Het Verenigd College stelt andere categorieën van vreemdelingen van de verplichtingen vermeld in artikel 4 vrij, indien dit verplicht is op grond van internationale of supranationale verdragen.

Het Verenigd College kan andere categorieën van vreemdelingen van de verplichtingen vermeld in artikel 4 vrijstellen, op grond van het voorlopig karakter van het verblijf. HOOFDSTUK IV. - Informatie verstrekt door de gemeenten

Art. 6.De gemeente waar de nieuwkomer voor het eerst ingeschreven wordt in het vreemdelingenregister, informeert de nieuwkomer op het moment van zijn inschrijving over de verplichtingen vermeld in artikel 4, alsook over de sancties vermeld in artikel 7.

De gemeente verstrekt de nieuwkomer alle inlichtingen over de verschillende erkende organisatoren van het inburgeringstraject en over hun verschillende respectieve vormingsaanbod. Ze ziet erop toe dat de nieuwkomer de vrije keuze behoudt.

Het Verenigd College bepaalt de nadere modaliteiten van de informatie die de gemeenten moeten verstrekken aan de nieuwkomers. HOOFDSTUK V. - Sancties

Art. 7.§ 1. De gemeente waar de nieuwkomer voor het eerst ingeschreven wordt in het vreemdelingenregister controleert of de nieuwkomer de verplichtingen vermeld in artikel 4, op regelmatige wijze is nagekomen.

Het Verenigd College bepaalt de modaliteiten van de controle, vermeld in het eerste lid. § 2. Als een nieuwkomer de verplichtingen vermeld in artikel 4 niet op regelmatige wijze heeft nagekomen, stuurt de gemeente hem een schriftelijke aanmaning om zich binnen twee maanden in regel te stellen. § 3. Indien de nieuwkomer zich niet binnen de twee maanden in regel stelt na ontvangst van de aanmaning vermeld in paragraaf 2, doet de gemeente een vaststelling van weigering om het inburgeringstraject te volgen. Van zodra deze vaststelling heeft plaatsgevonden, maakt de gemeente het dossier over aan de ambtenaar van de Gemeenschappelijke Gemeenschapscommissie aangeduid door het Verenigd College.

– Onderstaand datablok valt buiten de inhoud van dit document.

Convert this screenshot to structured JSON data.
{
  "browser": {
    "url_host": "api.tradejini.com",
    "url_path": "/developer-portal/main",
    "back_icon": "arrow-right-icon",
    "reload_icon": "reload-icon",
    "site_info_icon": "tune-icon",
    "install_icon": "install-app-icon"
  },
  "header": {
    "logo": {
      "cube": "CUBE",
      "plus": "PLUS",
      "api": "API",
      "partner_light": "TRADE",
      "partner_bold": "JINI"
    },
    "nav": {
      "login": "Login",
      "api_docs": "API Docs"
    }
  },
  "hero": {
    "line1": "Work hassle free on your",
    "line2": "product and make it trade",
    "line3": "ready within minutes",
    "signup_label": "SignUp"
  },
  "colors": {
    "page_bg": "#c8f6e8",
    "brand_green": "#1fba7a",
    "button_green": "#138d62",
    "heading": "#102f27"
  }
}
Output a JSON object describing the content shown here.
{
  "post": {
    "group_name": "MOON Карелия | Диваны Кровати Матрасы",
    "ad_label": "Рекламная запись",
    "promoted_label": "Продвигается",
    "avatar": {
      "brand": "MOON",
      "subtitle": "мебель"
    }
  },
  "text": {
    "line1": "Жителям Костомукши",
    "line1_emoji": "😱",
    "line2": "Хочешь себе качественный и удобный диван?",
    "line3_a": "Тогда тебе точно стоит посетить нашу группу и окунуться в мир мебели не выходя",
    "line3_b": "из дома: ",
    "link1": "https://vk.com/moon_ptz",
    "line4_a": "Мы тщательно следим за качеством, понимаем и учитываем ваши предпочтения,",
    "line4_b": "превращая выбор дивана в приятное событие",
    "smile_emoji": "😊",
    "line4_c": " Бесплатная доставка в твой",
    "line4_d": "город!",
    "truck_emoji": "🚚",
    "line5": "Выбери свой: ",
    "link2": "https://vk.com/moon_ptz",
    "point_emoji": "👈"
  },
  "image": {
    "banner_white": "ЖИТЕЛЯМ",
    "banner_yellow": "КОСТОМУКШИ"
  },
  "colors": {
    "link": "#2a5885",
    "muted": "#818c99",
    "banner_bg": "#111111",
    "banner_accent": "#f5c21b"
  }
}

Art. 8.§ 1. De volgende administratieve sancties kunnen door de administratie van de Gemeenschappelijke Gemeenschapscommissie worden opgelegd aan de nieuwkomers bij dewelke een weigering om het inburgeringstraject te volgen werd vastgesteld, zoals vermeld in artikel 7, § 3 : 1° een administratieve boete van 100 euro voor de eerste inbreuk;2° in het geval dat er een administratieve boete gegeven werd, is de nieuwkomer verplicht om binnen de twee maanden na de kennisgeving van de administratieve boete, aan het bestuur van de GGC aan te tonen dat hij een onthaaltraject volgt, aan de hand van een door de erkende inrichter daarvoor voorzien attest.Indien de GGC dit attest niet binnen de twee maanden ontvangt, stelt ze een nieuwe inbreuk vast. Een nieuwe administratieve boete van 100 euro kan opgelegd worden; 3° voor elke volgende inbreuk, is het hierboven in 2° beschreven proces van toepassing. Het gecumuleerde bedrag van de administratieve boetes kan 2500 euro niet overschrijden. § 2. Het Verenigd College wijst de ambtenaar van de Gemeenschappelijke Gemeenschapscommissie aan die de administratieve geldboete, vermeld in paragraaf 1, oplegt. Een administratieve geldboete kan alleen worden opgelegd binnen een termijn van maximum twee jaar nadat een inbreuk is vastgesteld.

Een administratieve geldboete kan pas opgelegd worden nadat de betrokken nieuwkomer de kans heeft gekregen om gehoord te worden door de aangewezen ambtenaar. De nieuwkomer kan zich door een advocaat laten bijstaan.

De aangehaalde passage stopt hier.